Agosto era calor, calles vacías y
siestas. Me aficioné a la lectura en esas tardes de interminables siestas en
las que no había otra cosa que hacer que dormir o leer. De aquellas lecturas de
horas y horas frente al ventilador guardo la costumbre de reservar para los
veranos un gran tocho: La Regenta, Rojo y Negro, La montaña mágica, El jinete
polaco… Son libros para disfrutar en tardes sin prisa, sin el gancho de
best-sellers que se consumen tan rápido como se olvidan.

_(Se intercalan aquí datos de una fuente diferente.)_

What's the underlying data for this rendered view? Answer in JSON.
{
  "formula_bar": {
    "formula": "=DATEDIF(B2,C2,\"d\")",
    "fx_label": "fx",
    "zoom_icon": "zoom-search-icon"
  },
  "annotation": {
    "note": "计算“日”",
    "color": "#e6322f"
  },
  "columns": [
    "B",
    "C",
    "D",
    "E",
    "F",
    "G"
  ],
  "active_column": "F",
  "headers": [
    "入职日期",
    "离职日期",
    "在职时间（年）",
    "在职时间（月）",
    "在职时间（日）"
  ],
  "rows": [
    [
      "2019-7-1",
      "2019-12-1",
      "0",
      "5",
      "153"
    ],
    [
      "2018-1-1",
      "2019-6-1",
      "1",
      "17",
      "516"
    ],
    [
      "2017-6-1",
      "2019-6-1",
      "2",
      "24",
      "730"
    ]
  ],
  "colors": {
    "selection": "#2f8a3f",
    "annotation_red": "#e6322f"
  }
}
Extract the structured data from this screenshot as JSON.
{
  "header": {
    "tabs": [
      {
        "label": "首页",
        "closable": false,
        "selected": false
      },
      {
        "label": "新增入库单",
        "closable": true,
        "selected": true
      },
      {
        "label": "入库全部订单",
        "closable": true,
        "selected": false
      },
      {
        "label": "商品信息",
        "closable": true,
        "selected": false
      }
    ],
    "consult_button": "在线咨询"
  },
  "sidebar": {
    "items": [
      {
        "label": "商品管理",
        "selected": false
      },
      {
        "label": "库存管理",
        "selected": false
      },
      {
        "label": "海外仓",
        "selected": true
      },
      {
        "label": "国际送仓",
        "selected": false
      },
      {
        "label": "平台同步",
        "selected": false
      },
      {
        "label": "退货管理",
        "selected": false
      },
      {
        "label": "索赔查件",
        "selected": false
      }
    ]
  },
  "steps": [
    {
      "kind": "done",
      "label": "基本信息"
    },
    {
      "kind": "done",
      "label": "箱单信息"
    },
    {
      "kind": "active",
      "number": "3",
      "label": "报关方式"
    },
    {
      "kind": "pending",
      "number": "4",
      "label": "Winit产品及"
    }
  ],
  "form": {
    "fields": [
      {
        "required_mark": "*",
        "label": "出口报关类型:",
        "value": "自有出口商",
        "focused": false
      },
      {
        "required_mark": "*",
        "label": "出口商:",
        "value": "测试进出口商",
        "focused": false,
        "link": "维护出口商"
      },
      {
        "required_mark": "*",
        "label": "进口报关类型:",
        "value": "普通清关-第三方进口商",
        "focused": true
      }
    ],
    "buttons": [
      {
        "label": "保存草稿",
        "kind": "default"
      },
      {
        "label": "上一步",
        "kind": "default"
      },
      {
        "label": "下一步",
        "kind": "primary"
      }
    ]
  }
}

Agosto era madrugar porque era la
única manera de respirar algo de fresco antes de que hiciera presencia la
canícula. Eran mañanas de mercado cuando acudir al mercado no tenía un ápice de
fetichismo snob sino el día a día de las amas de casa. “Un paseo en balde,
porque todo el pescado se queda ahora en las playas”, repetía como una obligada
cantinela mi madre calle San Jacinto arriba en busca del Altozano y la plaza de
Triana, la de antes de la remodelación, el parking a 0,03 el minuto y el centro
de interpretación.
Descubrí la Sevilla sin
sevillanos no por la manida cita del poeta sino por los paseos “para entretener
a la niña” con mi abuelo Antonio. Presumía de conocer el callejero mejor que
los taxistas. Si hoy reconozco cada uno de los conventos, iglesias, placas
conmemorativas y atajos del casco antiguo es por aquellas caminatas en los que solo
veíamos turistas colorados y cargados de botellas de agua a los que una oferta
de noche de hotel barata les engatusó para atraerlos en el peor mes posible
para vender la ‘marca Sevilla’.
El único oasis en ese páramo de
hastío y aburrimiento era el cine de verano: el bocadillo de tortilla, el
refresco en el ambigú y una rebequita que aunque pareciera imposible siempre te
acababas poniendo.
Rezaba para que llegara
septiembre. Soñaba con el anuncio de la Vuelta al cole y los días más cortos.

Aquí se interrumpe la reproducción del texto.